[Babel-users] MTU based routing for tunnel based babel networks?

Mon Jul 17 01:26:35 BST 2023

On Mon, Jul 17, 2023 at 12:47:30AM +0200, Juliusz Chroboczek wrote:
> >> IP does not support variable MTU links.
> > 
> > Excuse me, but that's plain false. IP was designed in an environment where
> > (non-ethernet) networks with various MTU standards were commonplace
> 
> Sorry, I wasn't clear.  IP requires every link to have a well-defined
> MTU: all the nodes connected to a link must agree on the link's MTU.

I don't think that can be true either. PMTU can vary and paths can be
asymmetric so two nodes could very well see different MTUs across the
internet. There's just not many ASen that run with less than 1500 MTU :)

Do you have a referece for this "MTU well-definedness" criteria, I don't
think I ever heard of this.

> > There is a way: My routing protocol just has to stop picking links that are
> > obviously going to cause a problem.
> 
> Could you please describe the problem in detail?  Because I'm probably
> missing something.

Let me try to give some more context:

My mesh network deploys two wg tunnels per node. One wg-over-v6 and one
wg-over-v4 tunnel to support dualstack, v4-only and v6-only underlay
networks.

Nodes run babel over all wg interfaces and will receive a default route
covering the wg-over-v6 tunnel endpoint addresses. Some nodes are served by
IPv6 routers that are themselves part of the wg mesh network and only have
v6 connectivity via wg-over-v4.

This can cause wg-over-v6 tunnels on such nodes to want to cross a
wg-over-v4 tunnel.

All wg interfaces have MTU 1420 configured which is the worst case for
wg-over-v6 or v4 (with MTU 1500). In the wg-over-wg-over-v4 case this
results in packets that are too big for the v4 underlay network
(1420+80+60=1560).

Wireguard drops packets when they exceed the underlay network's MTU. When
this happens no PTB ICMP errors are generated by wireguard inside the
tunnel, packets are simply dropped and TCP applications running on the
overlay IPv6 network break badly as no ICMP errors reach the sender.

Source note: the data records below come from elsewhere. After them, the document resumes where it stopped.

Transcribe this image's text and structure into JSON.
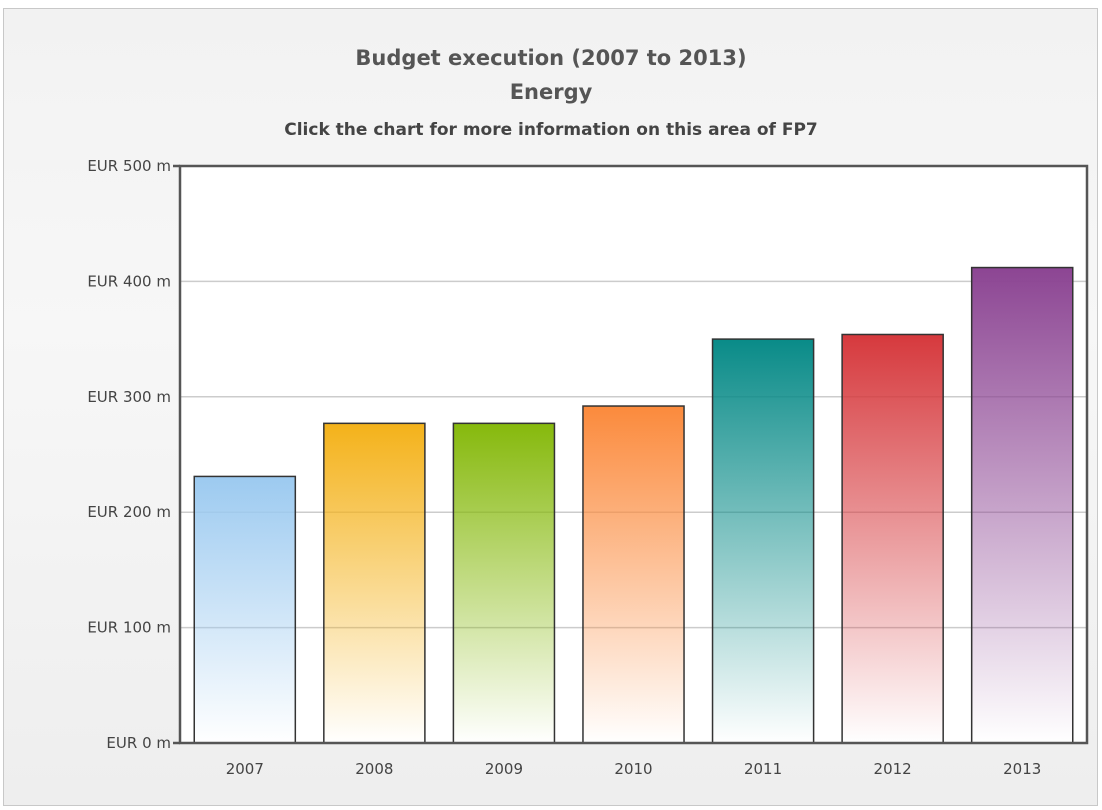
{
  "chart_data": {
    "type": "bar",
    "title": "Budget execution (2007 to 2013)",
    "subtitle": "Energy",
    "note": "Click the chart for more information on this area of FP7",
    "categories": [
      "2007",
      "2008",
      "2009",
      "2010",
      "2011",
      "2012",
      "2013"
    ],
    "values": [
      231,
      277,
      277,
      292,
      350,
      354,
      412
    ],
    "ylim": [
      0,
      500
    ],
    "yticks": [
      0,
      100,
      200,
      300,
      400,
      500
    ],
    "ytick_labels": [
      "EUR 0 m",
      "EUR 100 m",
      "EUR 200 m",
      "EUR 300 m",
      "EUR 400 m",
      "EUR 500 m"
    ],
    "grid": true,
    "legend": "none",
    "bar_colors": [
      "#9ccaf0",
      "#f4b21a",
      "#86b90c",
      "#fb8a3c",
      "#098b88",
      "#d6393d",
      "#8c4593"
    ]
  }
}
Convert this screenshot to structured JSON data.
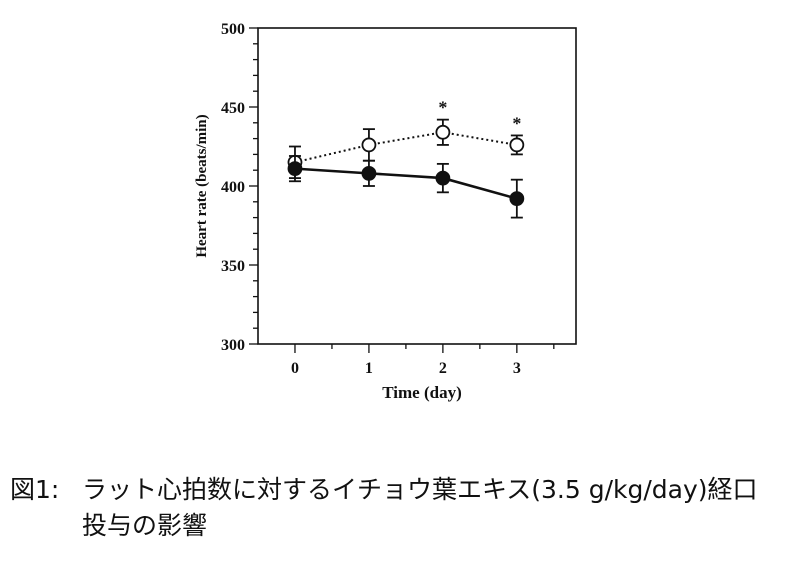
{
  "chart_data": {
    "type": "line",
    "title": "",
    "xlabel": "Time (day)",
    "ylabel": "Heart rate (beats/min)",
    "x": [
      0,
      1,
      2,
      3
    ],
    "x_ticks": [
      "0",
      "1",
      "2",
      "3"
    ],
    "xlim": [
      -0.5,
      3.8
    ],
    "ylim": [
      300,
      500
    ],
    "y_ticks": [
      "300",
      "350",
      "400",
      "450",
      "500"
    ],
    "grid": false,
    "legend": "none",
    "series": [
      {
        "marker": "open-circle",
        "line": "dotted",
        "values": [
          415,
          426,
          434,
          426
        ],
        "errors": [
          10,
          10,
          8,
          6
        ],
        "significance": [
          "",
          "",
          "*",
          "*"
        ]
      },
      {
        "marker": "filled-circle",
        "line": "solid",
        "values": [
          411,
          408,
          405,
          392
        ],
        "errors": [
          8,
          8,
          9,
          12
        ],
        "significance": [
          "",
          "",
          "",
          ""
        ]
      }
    ]
  },
  "caption": {
    "number": "図1:",
    "line1": "ラット心拍数に対するイチョウ葉エキス(3.5 g/kg/day)経口",
    "line2": "投与の影響"
  }
}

This can be avoided by simply ignoring the wg-over-v6 tunnel which only
exists for deployment consistency as a wg-over-v4 tunnel with (actual) 1440
MTU is available too which can reach the entire network.

Worth mentioning: The reason I have to run two wg tunnels per node to begin
with is that wireguard's strategy for dual-stack support is that it doesn't
have one. It supports only one endpoint address per tunnel (well wg-peer
really) and if you pick wrong because, say, IPv6 addresses are available
but dont work, the tunnel simply blackholes everything. Yey, joy is me.

> If Wireguard implements RFC 4459 Section 3.2, then pushing a too large
> packet over the tunnel, then Wireguard should synthesise an ICMP "packet
> too large", which will cause the sender to retry with a smaller packet.
> Is that not the case?

Yeah, having wg forward PTB errors from the underlay to inside the tunnel
was something I considered for fixing this but I belive that would be
called "insecure" by the wg project since the ICMP erros aren't signed like
normal wireguard packets. So what happens when an attacker sends spoofed
PTB with MTU=0 etc. ;)

Furthermore on IPv4 which unfortunately is the underlay in my network more
often than not ICMP blackholes are very common so breakage would could
ensue again.

This really is just putting lipstick on a pig. It would "work" I suppose
but I don't want my network to use these paths because the double
encapsulation is just plain inefficient!

Prune thy inefficient paths I say :]

> I'm not opposed to your probing idea, but I'd really prefer to fully
> understand the problem first.

Sure thing, I'm not opposed to working the problem. I've just been dealing
with this problem (and ducktape "solutions" surrounding it) for a while now
and I just want to get this squared away so I can go back to my (mostly)
IPv6-only bliss :D

I think RFC4459 simply didn't consider L3 routing protocol based
solutions. Probably since the usual network vendor suspects would never
implementing something uncouth like this but we need not be constrained by
the inefficiencies of the commercial world in the free software community,
now do we :)

Speaking of which I'm working on a babeld patch to see if my idea
works. Just have to dig through the kernel code first to figure out which
one of the amazingly (badly) named IP_PMTUDISC_* options I want to use to
force it to neither do fragmentation nor attempt PMTU for the babel socket.

Thanks,
--Daniel